Pygmalion: analysis
Most theatre critics regard the musical adaptation of Shaw’s play, the Lerner and Loewe musical My Fair Lady, as a sentimental travesty of Pygmalion, and with good reason – not least because the friendship between Henry Higgins and Eliza Doolittle in Shaw’s play is founded on Higgins’s professional pride (read: arrogance) rather than any romantic interest he has in her. His lifelong bachelorhood is a result of his love for his mother, as Shaw himself made clear, and his interest in Eliza is purely professional.
Indeed, as the great critic Michael Billington notes in The 101 Greatest Plays: From Antiquity to the Present, Pygmalion is actually an ‘ironic inversion’ of the standard romantic plot. It gives us a boy (well, man) who meets a girl and then try to win a bet, before casting her aside as soon as he’s done so: hardly the way we expect a romantic comedy to end. Shaw felt the need to qualify his ending by adding a long epilogue to the play when it was printed.
Taking the superficial structure of the romantic comedy and inverting it for his own ends, Shaw explores the English class system with all of its petty attitudes and posturings. The fact that a Cockney flower girl can, with a few months’ tuition, be trained up so she will convince even the most blue-blooded within society that she is one of them doesn’t say much for the inherent superiority of the upper classes.
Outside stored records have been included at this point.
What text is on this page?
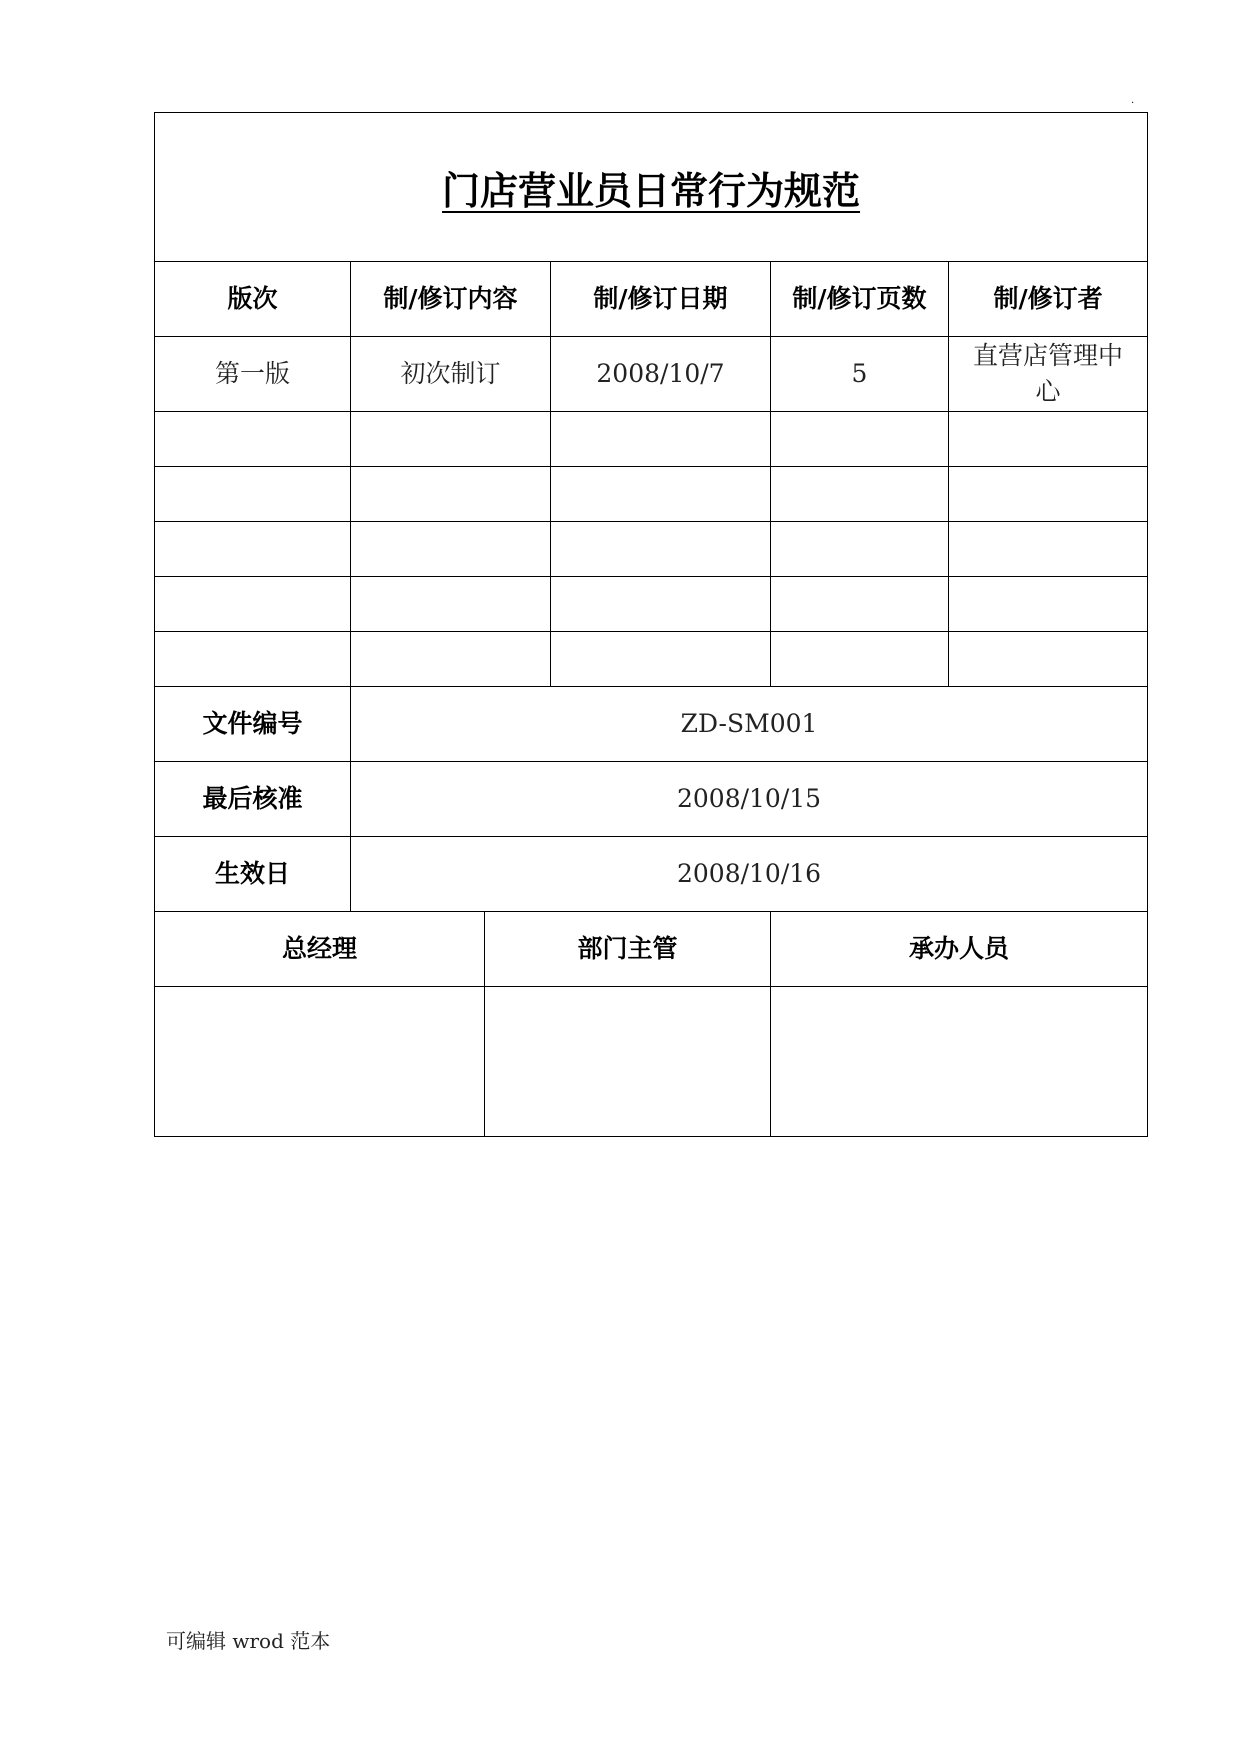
.
门店营业员日常行为规范					
版次	制/修订内容		制/修订日期	制/修订页数	制/修订者
第一版	初次制订		2008/10/7	5	直营店管理中心

文件编号	ZD-SM001				
最后核准	2008/10/15				
生效日	2008/10/16				
总经理		部门主管		承办人员	

可编辑 wrod 范本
It’s all a sham, a show: class is not just a social construct, but an artificial one.
The title of Shaw’s play alludes to the classical myth of Pygmalion, a Cretan king who fell in love with his own sculpture. She was transformed into a woman, Galatea, by Aphrodite, the Greek goddess of love. But here again, as Billington observes, Shaw inverts this love story: in Pygmalion a woman is turned into a statue, a ‘mechanical doll who resembles a duchess’. As Shaw makes clear in the epilogue to the play, Eliza makes a carefully considered decision not to marry Professor Higgins, not least because she realises she could never supplant his mother in his affections.
Shaw’s socialist thinking is central to his exploration of the English class system in Pygmalion. In his depiction of the ease with which Eliza is transformed into a lady in fashionable upper-class society, he exposes the hollowness at the heart of that society. And yet just as Eliza is easily made into a passable lady, so the spell can instantly wear off and she can be transformed back into her former self, such as when Mr Doolittle appears in the final act. It is, apparently, harder to lose or forget our humble roots than it might first appear.
But another of Shaw’s interests – indeed, his life’s project – is at the core of Pygmalion: the English language as it is spoken. In his preface to the play, Shaw famously argued, ‘It is impossible for an Englishman to open his mouth without making some other Englishman hate or despise him.’ He also states in the preface: ‘If the play makes the public aware that there are such people as phoneticians, and that they are among its most important people in England at present, it will serve its turn.’